Local eating, figs for spring

         I'm a local eater in a big way. Two weeks ago I bought my first strawberries since last summer, and truly, absense does make the heart grow fonder. And the fruits of waiting are very sweet.

            Once in awhile, I just have to eat something from far away. I've spent the last few years sorting out my own personal food choices - and food choices are just that -incredible personal (and political). There's a few things I'm not willing to give up, for example, bananas and chocolate. But for foods like these, it's possible to be fair and environmental. Fair trade, organic bananas are available at quite a few places in Toronto. It's a step up from organic, where farmers are free from harmful pesticides, but are still only paid around a dollar per box. Fair trade means the farmers are getting fair market prices: around 8 dollars a box. The difference to us? Actually the same price as organic bananas, around $1.29 a pound. That's where the personal choice comes in. Am I in a position to spend 40 cents more than commercial bananas to ensure what I'm eating is not harming farmers, and that those farmers are getting enough money to reasonably make a living? Chocolate? Same deal. Cocoa Camino is my favorite organic fair trade brand, but there's a bunch out there.

           So here's something I eat a few times a year. Figs have a unique taste. And, along with bananas, they were one of the first plants to be cutivated for human consumption, around 11,000 years ago. Here's a fig salad, surrounded by some local ingredients.

Strawberry Fig Salad
makes 2 servings
8 figs, sliced crosswise across the top (see picture)
1 cup strawberries, sliced
1/4 cup goat cheese
1/4 cup toasted walnut pieces
2 tbsp grapeseed oil (or olive oil)
1 tbsp balsamic vinegar
1 tbsp maple syrup
salt and pepper

         Combine strawberries and figs in a bowl. Crumble goat cheese and walnuts over top. Whisk together the oil, vinegar, maple syrup, salt and pepper. Drizzle over salad.

          This is what I ate with the salad. I had all the fixings for an awesome pizza, but I have yet to tackle gluten-free pizza dough. Instead, I made a big giant rosti (recipe here) and then broiled it for a few minutes, covered in sliced tomatoes, basil leaves, kamalata olives and raw milk feta. It was delicious.

Wednesday, June 17, 2009

gardening in the rain

My garden's been slow to get going this year - cold May weather, too much work, too much graduating and partying. Yesterday I finally had a whole day to weed, plant, mulch and tidy. At least a hour of that was spent wading through the lamb's quarters that were engulfing my snow peas and beets. 

The squirrels and cats have been (mostly) foiled by large amounts of chicken wire covering every possible surface. Something small is still getting in, but it definitely isn't my 15 pound cats.
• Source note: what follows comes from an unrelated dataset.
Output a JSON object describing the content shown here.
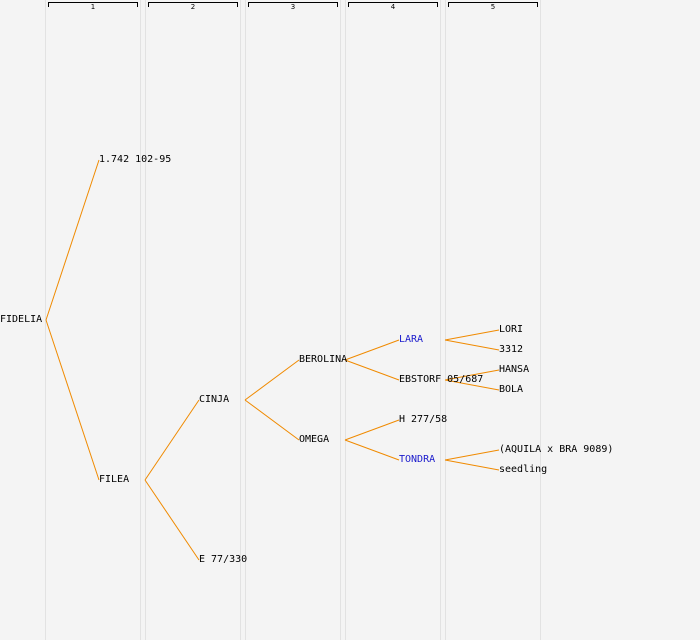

They aren't that agile.

Foraging in the recycling bin has become a habit - containers for seed starting, toilet paper rolls for protecting tomato seedlings, water and pop bottles for make-shift cloches. 

Also, I've discovered the joys of gardening in the rain. No bugs, no sun, nice temperature, and soil so easy to work with! Nice spring surprise- (below) I'm overjoyed to see that my cosmos and cilantro both re-seeded themselves!

Visiting farmer's markets over the past month, I've been tempted by a few tasty-sounding tomato plants. Along with the five Matt's Wild Cherry I grew from seed, there's a Green Zebra, two Purple Cherokees, four Candy Cherries, two Golden Cherries, and a giant Plum - with tomatoes growing already! I'm also growing peppers for the first time - Marconi Long Red and Purple Beauty.